Bir sabah uyandım. Sosyal medyada dolaşmak için telefonumu elime alıp uygulamaya girdim. Ekranda ” İnternet yok.” yazıyordu. Buna aldırmadan dışarıya çıktım. Çıktığımda insanların etrafta ellerinde telefonları ile koşuşturduklarını, bağlanabilecekleri bir ağ aradıklarını gördüm. Fark ettiğim tek şey bu değildi. İnternet varken insanlar evsizlere yardım ediyordu. Bunları da kayıt altına alıyordu. Demek ki insanlar yaptığı yardımları yürekten değil, takipçi ve beğeni için yapıyordu. İnsanlardan soğumuş halde işe gittim. İşyeri, normalde olmadığı kadar doluydu. Birine ”Neden burası bu kadar dolu? ” diye sordum. O da ” Hiç kimse evde oturup internette gezinemediği için herkes geldi.” dedi. Sandalyeye oturup bilgisayarı tam açıyordum ki aklıma internetin olmadığı geldi. Patronun odasına girdim. ” Ahmet Bey, biz nasıl işimizi yapacağız? İnternet yok. ” dedim. Ahmet Bey ise, ”Onu biz de bilmiyoruz kızım. Sen kağıdı kalemi al, bugün neler olduğunu gözlemle ve yaz. İnternet gelmez ise biz onu gazeteye geçirmeden veririz insanların eline.” dedi.

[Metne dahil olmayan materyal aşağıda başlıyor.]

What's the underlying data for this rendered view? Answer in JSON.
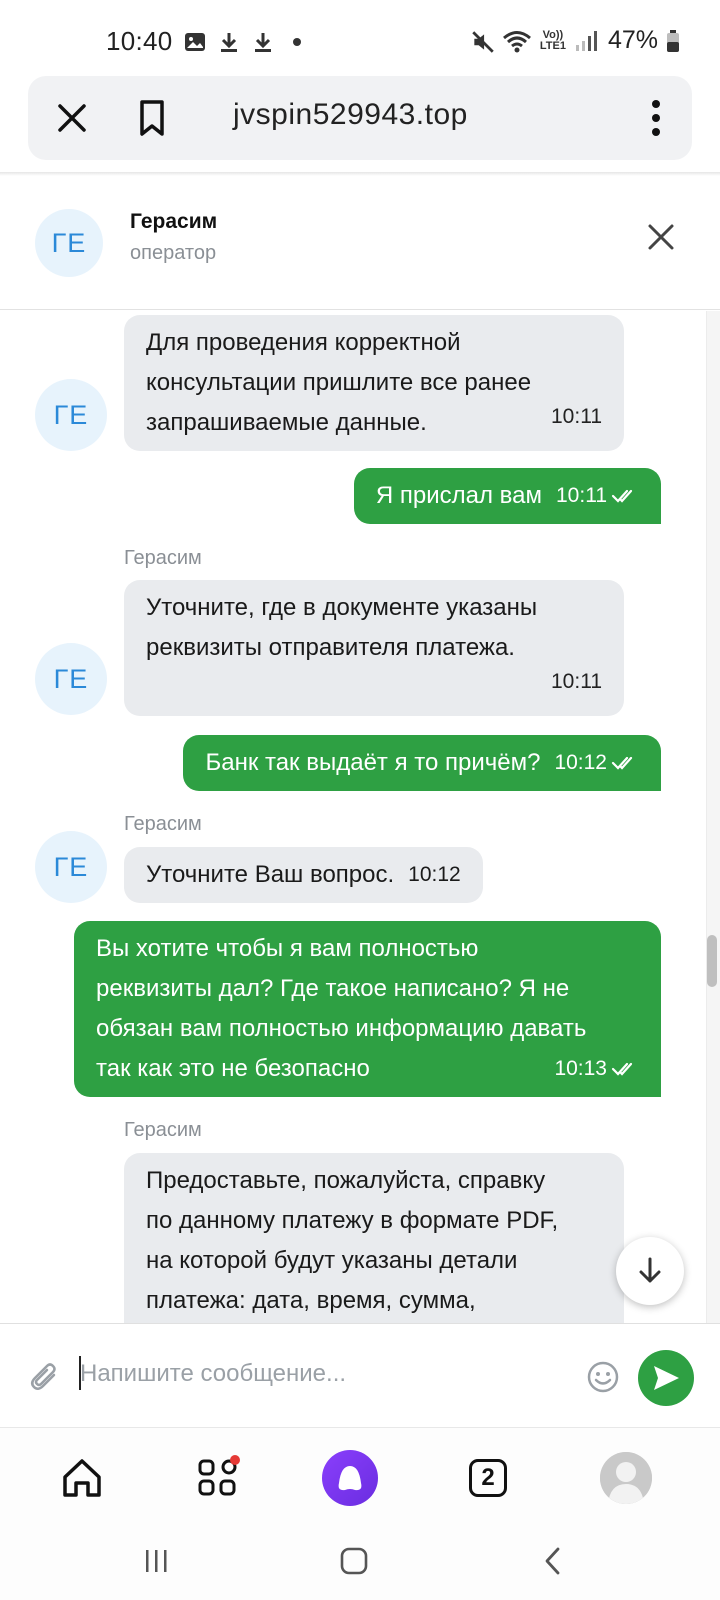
{
  "status_bar": {
    "time": "10:40",
    "battery": "47%",
    "network_label": "LTE1",
    "icons_left": [
      "gallery-icon",
      "download-icon",
      "download-icon",
      "dot-icon"
    ],
    "icons_right": [
      "mute-icon",
      "wifi-icon",
      "volte-icon",
      "signal-icon",
      "battery-icon"
    ]
  },
  "browser": {
    "url": "jvspin529943.top"
  },
  "chat_header": {
    "avatar_initials": "ГЕ",
    "name": "Герасим",
    "role": "оператор"
  },
  "messages": [
    {
      "direction": "in",
      "avatar": "ГЕ",
      "text_lines": [
        "Для проведения корректной",
        "консультации пришлите все ранее",
        "запрашиваемые данные."
      ],
      "time": "10:11"
    },
    {
      "direction": "out",
      "text": "Я прислал вам",
      "time": "10:11",
      "status": "read"
    },
    {
      "direction": "in",
      "sender": "Герасим",
      "avatar": "ГЕ",
      "text_lines": [
        "Уточните, где в документе указаны",
        "реквизиты отправителя платежа."
      ],
      "time": "10:11"
    },
    {
      "direction": "out",
      "text": "Банк так выдаёт я то причём?",
      "time": "10:12",
      "status": "read"
    },
    {
      "direction": "in",
      "sender": "Герасим",
      "avatar": "ГЕ",
      "text": "Уточните Ваш вопрос.",
      "time": "10:12"
    },
    {
      "direction": "out",
      "text_lines": [
        "Вы хотите чтобы я вам полностью",
        "реквизиты дал? Где такое написано? Я не",
        "обязан вам полностью информацию давать",
        "так как это не безопасно"
      ],
      "time": "10:13",
      "status": "read"
    },
    {
      "direction": "in",
      "sender": "Герасим",
      "text_lines": [
        "Предоставьте, пожалуйста, справку",
        "по данному платежу в формате PDF,",
        "на которой будут указаны детали",
        "платежа: дата, время, сумма,"
      ]
    }
  ],
  "input": {
    "placeholder": "Напишите сообщение..."
  },
  "bottom_nav": {
    "tabs_count": "2",
    "items": [
      "home-icon",
      "apps-icon",
      "alice-icon",
      "tabs-icon",
      "profile-icon"
    ]
  },
  "system_nav": [
    "recent-apps-icon",
    "home-button-icon",
    "back-icon"
  ],
  "colors": {
    "outgoing_bubble": "#2ea043",
    "incoming_bubble": "#e9ebee",
    "avatar_bg": "#e7f3fc",
    "avatar_text": "#2b89d8",
    "alice_purple": "#7b35f0",
    "notification_dot": "#e53935"
  }
}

Ben başımı tamam anlamında sallayıp odadan çıktım. Yazı yazarken aklıma küçüklüğümde babam gazete okurken onunla oyun oynadığım zamanlar geldi. Artık teknoloji geliştiği için gazete okuyan yoktu. Herkes internetten bakıyordu her şeye. Yüzümde anlık bir tebessüm oluştu. Mesai saati bitince evime doğru yol aldım. Akşam olmuştu. Tam uyuyacaktım ki bir bildirim geldi. Şaşırmıştım, çünkü internet yoktu. Pencereye baktım. İnsanların yine evsizlere yardım ederken video çektiklerini gördüm. Sinirlenip gecenin körü olsa bile masama oturup yazı yazmaya başladım. Yazı şu şekildeydi:
”İNSANLIK ÖLMÜŞ!
İnternet olmadığı zamanda etrafı gözledim. Bir de baktım ki hiç kimse birbirine yardım etmiyor, herkes internet arıyordu. Üstelik insanlar yapacak başka bir şey bulamadığı için işyerleri tıka basa doluydu. Hiç mi düşünmüyorsunuz internet olmasaydı bizler nasıl yaşayacaktık diye? Bakın köylere, oralarda genelde internet yok. İnsanlar alnının teriyle çalışıp geçimini sağlıyor ve sahip oldukları şeyler onları mutlu edebiliyor, telefona bağımlı değiller. Köylerde her yer tertemiz, çiçekler, böcekler… Zaten normal bir insan bunlarla mutlu olabilir? Yazık… ”. İmzamı bırakıp yazıyı bitirdim. Ertesi gün işe gidince herkes beni gururla alkışladı. Ahmet Bey, ”Dün yazdığın yazıda çok haklıydın. Biz insanlar sahip olduklarımız ile hep mutluyduk. Telefondan gözümüz gerçek yaşama kör olmuştu. İnternetten yanlış şeyler öğrenip diğerlerini kendimizden nefret ettirdik. Teşekkür ederiz kızım.” dedi. Ahmet Bey’e teşekkür edip işime başladım. O akşam içim rahat bir şekilde uyudum.